Kathleen H. Jamieson

University of Pennsylvania


Primary Section: 53, Social and Political Sciences
Secondary Section: 52, Psychological and Cognitive Sciences
Membership Type: Member (elected 2020) / Public Welfare Medalist (awarded 2020)

Biosketch

Kathleen Hall Jamieson is a communications scholar recognized for her work debunking   misinformation about science, politics and policy and her studies of the effects of political advertising, debates, news and US presidential campaigns. She has focused as well on identifying ways of overcoming biased processing of science knowledge and improving the integrity of scientific publications. Jamieson co-founded FactCheck.org, a site that corrects misinformation by political leaders, and created its subsidiary site, SciCheck, which corrects misstatements about science. Jamieson was born in Minneapolis, Minnesota and grew up in Waconia Minnesota. She graduated from Marquette University with a degree in rhetoric and public address and holds an MA and Ph.D. in Communication Arts from the University of Wisconsin, Madison. She has been a professor at the University of Maryland, the University of Texas, Austin, and the University of Pennsylvania where she directs the Annenberg Public Policy Center. Jamieson is a past president of the American Academy of Political and Social Science and a member of the American Academy of Arts and Sciences, the American Philosophical Society, the American Academy of Political and Social Science, and the International Communication and a Distinguished Scholar of the National Communication Association.

Research Interests

Kathleen Hall Jamieson is interested in the ways that the language, content, format, structure and framing of messages affect attitudes and behavior.

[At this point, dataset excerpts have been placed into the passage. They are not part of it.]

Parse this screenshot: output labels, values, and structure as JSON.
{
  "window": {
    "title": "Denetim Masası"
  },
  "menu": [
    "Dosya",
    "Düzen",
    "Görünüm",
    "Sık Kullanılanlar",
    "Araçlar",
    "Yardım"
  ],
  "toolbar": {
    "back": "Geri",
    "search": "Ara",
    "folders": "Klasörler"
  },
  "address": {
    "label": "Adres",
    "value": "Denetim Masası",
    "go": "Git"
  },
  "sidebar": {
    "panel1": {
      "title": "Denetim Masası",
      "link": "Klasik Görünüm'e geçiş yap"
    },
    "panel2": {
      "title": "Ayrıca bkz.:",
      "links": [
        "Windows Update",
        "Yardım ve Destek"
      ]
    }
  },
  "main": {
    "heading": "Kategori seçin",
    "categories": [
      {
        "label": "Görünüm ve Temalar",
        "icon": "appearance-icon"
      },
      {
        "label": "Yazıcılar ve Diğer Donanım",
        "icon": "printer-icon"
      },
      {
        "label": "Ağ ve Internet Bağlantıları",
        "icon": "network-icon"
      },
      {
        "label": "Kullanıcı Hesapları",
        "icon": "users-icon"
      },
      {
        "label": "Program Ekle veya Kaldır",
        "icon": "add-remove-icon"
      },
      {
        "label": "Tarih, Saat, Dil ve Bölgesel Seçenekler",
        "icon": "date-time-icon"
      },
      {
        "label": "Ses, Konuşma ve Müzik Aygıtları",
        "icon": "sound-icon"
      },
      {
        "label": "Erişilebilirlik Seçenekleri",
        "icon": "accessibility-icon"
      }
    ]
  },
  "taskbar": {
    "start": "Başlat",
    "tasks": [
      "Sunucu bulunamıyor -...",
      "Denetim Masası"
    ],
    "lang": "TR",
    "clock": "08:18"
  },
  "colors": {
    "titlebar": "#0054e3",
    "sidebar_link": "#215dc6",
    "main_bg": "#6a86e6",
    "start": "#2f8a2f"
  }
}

She and her colleagues have identified  factors that affect audience understanding of candidate issue positions, climate-related trend lines, and the need for vaccination for measles. In experiments, they have shown that: media echo chambers affect their audiences’ understanding of politics and political debates;  the tactical framing of news activates audience cynicism and depresses learning; visually previewing, displacing and disclaiming  misinformation increases the impact of  corrections; and the effects of both endpoint and conservative ideological bias on perceptions of climate trends can be blunted through strategic messaging that reinforces  the creditability of the scientific organization whose data is at issue, discloses the means by which scientists gathered the relevant evidence, iterates a complete trend line, and involves the audience in understanding the natural variability involved in climate- related trends.
Jamieson also has shown that the conventionalized structures of scientific reporting and the resulting news coverage of it can mislead the public about the nature of scientific practice, open science to compelling but unwarranted criticism, and undermine trust in science.